CHENG XINHAO, STRATUMS & ERRATICS (2023-2024)

Stratums & Erratics is a 71-minute film about a man kicking a rock down the road. I promise that’s much more compelling than it sounds. Beginning in 2023, the artist set off from Kunming, China, while kicking a stone, travelling toward the China-Burma border along roads with a historical significance. After 41 days and some 800 kilometres of walking – plus some unexpected injuries and setbacks – Cheng Xinhao arrived at the destination, still kicking the same stone, although it had now become a smooth pebble. As the rest of the world accelerates, this slow mode of travelling takes on a rebellious dimension. That said, the film can also get the heart pumping a little faster, especially when the artist reaches urban areas, where a bad kick or a stray lorry could send the rock flying, never to be seen again.

DAN ER, GREETINGS NO. 9 (2024)

The Chinese artist Dan Er has been making art about the culture of Xinjiang – a beautiful but politically fraught region in the country’s north-west – since 2016. In this silent, black-and-white recording, she performs a traditional Uyghur dance, “Picking Grapes”, associated with the city of Turpan, an oasis city which is famous for its vineyards. Through movement, the artist says, she tries to capture the textures and emotions that often get lost when cultures collide.

KIM ADAMS, ARRIVED, FORMERLY KNOWN AS PIG MOUNTAIN (2014-2025)

The Canadian sculptor Kim Adams has been working on the artwork formerly titled Pig Mountain for many years. The gigantic artwork (a moss-covered boulder made of faux rock) is populated by hundreds of miniatures, many of them feral pigs, who cross ravines on spindly bridges. But gradually, humans, too, have been taking over this work-in-progress. “I started adding them to see what would happen,” the artist says. And, as usual, we came along and messed things up. Today, the mountain is at a tipping point, not so much a romantic vision of nature as a rowdy holiday camp for hikers, campers, and other tourists – a testament to the havoc we wreak on the natural world.
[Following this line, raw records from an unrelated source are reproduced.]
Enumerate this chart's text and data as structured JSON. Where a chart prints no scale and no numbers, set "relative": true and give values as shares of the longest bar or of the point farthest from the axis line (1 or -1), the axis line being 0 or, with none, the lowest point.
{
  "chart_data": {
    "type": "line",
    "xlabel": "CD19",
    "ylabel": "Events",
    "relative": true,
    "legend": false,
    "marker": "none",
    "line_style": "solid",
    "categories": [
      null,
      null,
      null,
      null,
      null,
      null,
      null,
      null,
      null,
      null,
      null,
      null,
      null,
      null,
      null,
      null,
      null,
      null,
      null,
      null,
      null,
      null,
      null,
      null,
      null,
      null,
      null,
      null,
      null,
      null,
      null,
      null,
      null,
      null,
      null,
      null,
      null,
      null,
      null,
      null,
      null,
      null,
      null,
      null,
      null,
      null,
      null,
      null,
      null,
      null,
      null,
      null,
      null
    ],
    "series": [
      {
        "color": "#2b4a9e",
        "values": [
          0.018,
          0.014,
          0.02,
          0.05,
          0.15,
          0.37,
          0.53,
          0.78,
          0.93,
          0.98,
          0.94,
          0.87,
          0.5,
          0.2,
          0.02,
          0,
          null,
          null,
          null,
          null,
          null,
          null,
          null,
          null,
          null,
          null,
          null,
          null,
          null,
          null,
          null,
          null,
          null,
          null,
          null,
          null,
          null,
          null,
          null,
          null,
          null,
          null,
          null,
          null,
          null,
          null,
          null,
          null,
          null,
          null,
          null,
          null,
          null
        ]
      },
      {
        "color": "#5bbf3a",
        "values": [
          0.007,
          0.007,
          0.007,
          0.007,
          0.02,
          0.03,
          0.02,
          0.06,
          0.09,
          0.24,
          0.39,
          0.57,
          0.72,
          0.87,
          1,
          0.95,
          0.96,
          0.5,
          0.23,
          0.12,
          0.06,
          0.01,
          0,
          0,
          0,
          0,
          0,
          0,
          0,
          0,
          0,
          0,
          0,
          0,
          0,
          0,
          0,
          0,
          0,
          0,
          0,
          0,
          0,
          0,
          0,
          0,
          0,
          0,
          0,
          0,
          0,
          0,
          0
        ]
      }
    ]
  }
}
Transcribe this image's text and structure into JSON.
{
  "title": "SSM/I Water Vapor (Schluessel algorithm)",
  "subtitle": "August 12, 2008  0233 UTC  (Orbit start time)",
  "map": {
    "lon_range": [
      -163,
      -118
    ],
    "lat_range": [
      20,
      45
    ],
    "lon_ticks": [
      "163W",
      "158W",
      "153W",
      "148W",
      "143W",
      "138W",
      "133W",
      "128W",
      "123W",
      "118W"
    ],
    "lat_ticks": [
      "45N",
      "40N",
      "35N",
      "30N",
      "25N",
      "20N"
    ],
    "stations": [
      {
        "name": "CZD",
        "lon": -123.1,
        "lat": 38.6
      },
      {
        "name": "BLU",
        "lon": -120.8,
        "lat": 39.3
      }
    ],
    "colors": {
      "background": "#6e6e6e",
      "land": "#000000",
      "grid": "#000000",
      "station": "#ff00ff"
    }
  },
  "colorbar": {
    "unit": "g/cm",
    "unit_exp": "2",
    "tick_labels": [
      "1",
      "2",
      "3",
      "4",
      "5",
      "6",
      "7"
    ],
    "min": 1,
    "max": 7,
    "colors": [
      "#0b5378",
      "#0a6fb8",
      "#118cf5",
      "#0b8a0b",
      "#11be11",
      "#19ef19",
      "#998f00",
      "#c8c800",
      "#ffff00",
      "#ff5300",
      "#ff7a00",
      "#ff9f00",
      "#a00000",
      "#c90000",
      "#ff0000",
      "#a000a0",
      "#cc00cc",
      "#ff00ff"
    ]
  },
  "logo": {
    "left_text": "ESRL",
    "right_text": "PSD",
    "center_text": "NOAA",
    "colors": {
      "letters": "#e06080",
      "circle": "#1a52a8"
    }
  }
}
ALVARO BARRINGTON, LOVE SHACK - MOUNTAIN AND SEA, SHANGHAI (2025)

Three paintings occupy Alvaro Barrington’s Love shack, each depicting the sun setting over the Caribbean sea. These slow moments of mundane beauty might seem out-of-place in a cavernous power station in hyper-modern Shanghai, if not for the titular shack made of reclaimed wood and corrugated roofing, that houses them. Equipped with a boombox and rocks refashioned as seating, the space-within-a-space offers a place to momentarily rest and reflect, inspired by the artist’s return to his childhood home of Grenada.

HO TZU NYEN, TIMEPIECES (2023)

The animations in Timepieces span 43 flatscreens of various sizes, ranging from crackling fires, snoozing cats, and lazy rivers, to zombies, clockwork, and an anxiety-inducing bomb countdown. The timescales of each work also vary wildly, from one second to – theoretically – 165 years, or the amount of time it takes for Neptune to make a full revolution around the Sun. Through these looping images, the artist asks how can we come to terms with such a vast difference in timescales, all of which exist simultaneously and have more or less tangible impact on our lives.